TEMPO/Imam Sukamto
Gamawan: Proyek e-KTP Tidak Merugikan Negara
TEMPO.CO, Jakarta - Menteri Dalam Negeri Gamawan Fauzi membantah terjadi kerugian negara dalam proyek program kartu tanda penduduk elektronik tahun 2009 yang menelan anggaran Rp 15, 4 miliar . "Saya tidak mau berpolemik soal ini. Tapi yang jelas setelah diaudit BPKP tidak ada kerugian negara," katanya kepada Tempo melalui telepon, Rabu, 16 Agustus 2011.
Gamawan mengaku heran dengan penetapan dua anak buahnya yang menjadi tersangka dalam kasus tersebut. Padahal, kejaksaan baru memanggil satu kali untuk dimintai keterangan."Tiga bulan kami melakukan audit terhadap program ini dengan Badan Pemeriksa Keuangan Pemerintah," ujarnya
Kejaksaan Agung menyatakan penanganan kasus korupsi proyek kartu tanda penduduk elektronik (e-KTP) masih dalam tahap penyidikan. Kejaksaan membantah pernyataan yang beredar sebelumnya bahwa kasus ini sudah diserahkan ke penuntutan.
Pada 16 Maret lalu, sejumlah media cetak dan eletronik menyampaikan pernyataan Kepala Pusat Penerangan Hukum Noor Rachmad bahwa kejaksaan secara resmi telah menyerahkan berkas empat tersangka kasus e-KTP ke penuntutan. Hal senada juga disampaikan Direktur Penyidikan Pidana Khusus Jasman Pandjaitan. Namun, belakangan saat dikonfirmasi ulang, Kapuspen membantah pernah menyampaikan pernyataan itu. Ia menyatakan kasus dugaan korupsi proyek pengadaan e-KTP masih ditelusuri oleh tim penyidik pidana khusus masih.
Kejaksaan Agung menyidik pengadaan e-KTP dari Direktorat Jenderal Administrasi Kependudukan, Kementerian Dalam Negeri pada 2009. Anggaran proyek ini mencapai Rp 15,4 miliar. Kejaksaan menduga proyek ini dikorupsi lantaran pengadaan alat pembuat e-KTP yang tercantum dalam dokumen penawaran berbeda dengan alat yang disediakan konsorsium PT Karsa Wisesa Utama dan PT Inzaya Raya selaku pemenang tender. Bahkan, alat tersebut tidak mampu menyimpan biodata, sidik jari, dan foto baru.

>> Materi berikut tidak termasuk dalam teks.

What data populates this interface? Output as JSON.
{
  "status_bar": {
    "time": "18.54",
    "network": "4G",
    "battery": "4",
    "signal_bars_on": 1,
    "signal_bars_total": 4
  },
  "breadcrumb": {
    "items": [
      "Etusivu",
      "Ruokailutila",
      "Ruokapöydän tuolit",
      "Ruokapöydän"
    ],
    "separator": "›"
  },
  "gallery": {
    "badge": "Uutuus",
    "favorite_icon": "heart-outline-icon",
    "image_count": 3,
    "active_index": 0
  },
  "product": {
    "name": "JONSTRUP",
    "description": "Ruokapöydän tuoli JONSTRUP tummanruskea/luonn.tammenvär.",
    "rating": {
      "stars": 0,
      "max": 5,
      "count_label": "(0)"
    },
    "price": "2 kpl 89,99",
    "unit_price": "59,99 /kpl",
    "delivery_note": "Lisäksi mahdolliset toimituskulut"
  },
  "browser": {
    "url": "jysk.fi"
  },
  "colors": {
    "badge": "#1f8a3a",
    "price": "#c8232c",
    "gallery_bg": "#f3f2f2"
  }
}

Dalam pernyataan sebelumnya, kejaksaan telah menetapkan empat tersangka, yakni H. Irman, Direktur Pendaftaran Penduduk Kementerian Dalam Negeri selaku Pejabat Pembuat Komitmen, Dwi Setyantono selaku Ketua Panitia Pengadaan Barang, Suhardjijo selaku Direktur PT Karsa Wira Utama, serta Indra Wijaya selaku Direktur Utama PT Inzaya Raya. "Saya tidak tahu ada apa ini karena ini berasal dari pernyataan humas. Makanya, kami minta audit ulang untuk proyek ini," ujar Gamawan.

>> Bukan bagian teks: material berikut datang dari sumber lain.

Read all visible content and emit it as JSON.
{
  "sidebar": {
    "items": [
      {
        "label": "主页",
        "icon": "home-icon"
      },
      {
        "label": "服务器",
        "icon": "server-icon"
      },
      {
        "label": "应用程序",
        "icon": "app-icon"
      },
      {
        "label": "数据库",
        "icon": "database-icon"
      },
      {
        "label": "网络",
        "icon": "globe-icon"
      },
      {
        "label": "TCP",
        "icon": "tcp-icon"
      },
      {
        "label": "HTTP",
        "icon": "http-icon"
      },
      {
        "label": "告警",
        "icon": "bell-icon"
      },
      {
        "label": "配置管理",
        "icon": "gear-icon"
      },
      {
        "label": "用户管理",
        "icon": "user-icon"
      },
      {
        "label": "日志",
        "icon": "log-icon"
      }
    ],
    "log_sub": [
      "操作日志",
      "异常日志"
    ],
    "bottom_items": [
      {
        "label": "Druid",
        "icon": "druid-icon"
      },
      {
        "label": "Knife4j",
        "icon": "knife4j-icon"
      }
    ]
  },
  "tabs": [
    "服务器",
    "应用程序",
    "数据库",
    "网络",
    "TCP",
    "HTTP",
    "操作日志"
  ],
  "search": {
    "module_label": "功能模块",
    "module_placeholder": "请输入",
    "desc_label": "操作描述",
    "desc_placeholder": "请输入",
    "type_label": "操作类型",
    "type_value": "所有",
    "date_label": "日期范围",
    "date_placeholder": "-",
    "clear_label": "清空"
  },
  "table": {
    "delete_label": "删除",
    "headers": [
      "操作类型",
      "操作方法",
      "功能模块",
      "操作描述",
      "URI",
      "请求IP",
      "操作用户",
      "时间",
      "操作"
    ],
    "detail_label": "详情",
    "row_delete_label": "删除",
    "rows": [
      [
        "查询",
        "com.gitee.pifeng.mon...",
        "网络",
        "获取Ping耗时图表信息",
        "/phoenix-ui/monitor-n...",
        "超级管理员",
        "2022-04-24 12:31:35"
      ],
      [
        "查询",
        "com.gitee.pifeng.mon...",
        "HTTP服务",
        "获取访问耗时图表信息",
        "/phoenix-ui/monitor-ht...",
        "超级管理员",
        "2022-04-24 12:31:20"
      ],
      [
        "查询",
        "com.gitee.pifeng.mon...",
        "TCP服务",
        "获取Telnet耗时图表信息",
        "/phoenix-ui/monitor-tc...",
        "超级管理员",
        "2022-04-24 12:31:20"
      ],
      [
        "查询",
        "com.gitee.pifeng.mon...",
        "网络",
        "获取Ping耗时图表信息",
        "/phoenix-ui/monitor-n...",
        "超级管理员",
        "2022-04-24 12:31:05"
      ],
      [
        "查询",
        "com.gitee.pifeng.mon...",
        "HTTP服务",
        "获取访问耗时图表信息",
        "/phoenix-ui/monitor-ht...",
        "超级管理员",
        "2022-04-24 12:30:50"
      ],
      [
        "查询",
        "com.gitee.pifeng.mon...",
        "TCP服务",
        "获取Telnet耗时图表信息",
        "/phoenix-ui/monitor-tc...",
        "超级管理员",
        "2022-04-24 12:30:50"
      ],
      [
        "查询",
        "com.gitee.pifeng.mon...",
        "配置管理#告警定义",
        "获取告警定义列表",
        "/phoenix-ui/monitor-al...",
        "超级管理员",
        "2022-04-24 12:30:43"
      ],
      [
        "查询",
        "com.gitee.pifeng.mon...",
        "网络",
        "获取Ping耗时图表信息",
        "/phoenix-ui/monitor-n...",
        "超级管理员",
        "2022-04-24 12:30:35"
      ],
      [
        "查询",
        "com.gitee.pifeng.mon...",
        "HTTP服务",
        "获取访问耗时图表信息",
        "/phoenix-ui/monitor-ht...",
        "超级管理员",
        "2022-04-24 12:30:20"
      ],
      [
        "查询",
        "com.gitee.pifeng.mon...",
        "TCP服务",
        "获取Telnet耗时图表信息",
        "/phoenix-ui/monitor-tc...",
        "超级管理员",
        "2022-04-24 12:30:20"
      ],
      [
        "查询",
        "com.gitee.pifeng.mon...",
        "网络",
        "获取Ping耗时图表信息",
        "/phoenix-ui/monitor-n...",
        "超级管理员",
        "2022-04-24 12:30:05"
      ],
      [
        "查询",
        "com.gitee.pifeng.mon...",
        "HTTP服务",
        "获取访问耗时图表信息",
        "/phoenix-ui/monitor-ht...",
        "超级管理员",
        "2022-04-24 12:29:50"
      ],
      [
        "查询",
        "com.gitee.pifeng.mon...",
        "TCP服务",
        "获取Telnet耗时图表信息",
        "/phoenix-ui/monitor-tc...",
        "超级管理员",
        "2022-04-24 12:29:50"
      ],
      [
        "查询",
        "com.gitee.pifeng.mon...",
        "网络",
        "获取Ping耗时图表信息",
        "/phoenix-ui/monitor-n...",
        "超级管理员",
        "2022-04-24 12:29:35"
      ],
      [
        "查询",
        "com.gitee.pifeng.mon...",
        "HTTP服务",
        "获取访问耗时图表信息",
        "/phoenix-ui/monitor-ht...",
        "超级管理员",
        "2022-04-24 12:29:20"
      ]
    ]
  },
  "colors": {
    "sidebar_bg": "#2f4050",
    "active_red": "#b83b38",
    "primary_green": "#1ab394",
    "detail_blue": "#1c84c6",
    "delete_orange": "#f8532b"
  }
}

Namun, Gamawan memastikan untuk program e-KTP yang diluncurkan pada 2011 ini, kementeriannya telah melibatkan KPK, BPKP, BPK, dan lima kementerian untuk memantau program kartu penduduk elektonik yang ditargetkan rampung 2012 mendatang. "Audit bahkan dilakukan mulai awal dan proses tendernya," katanya.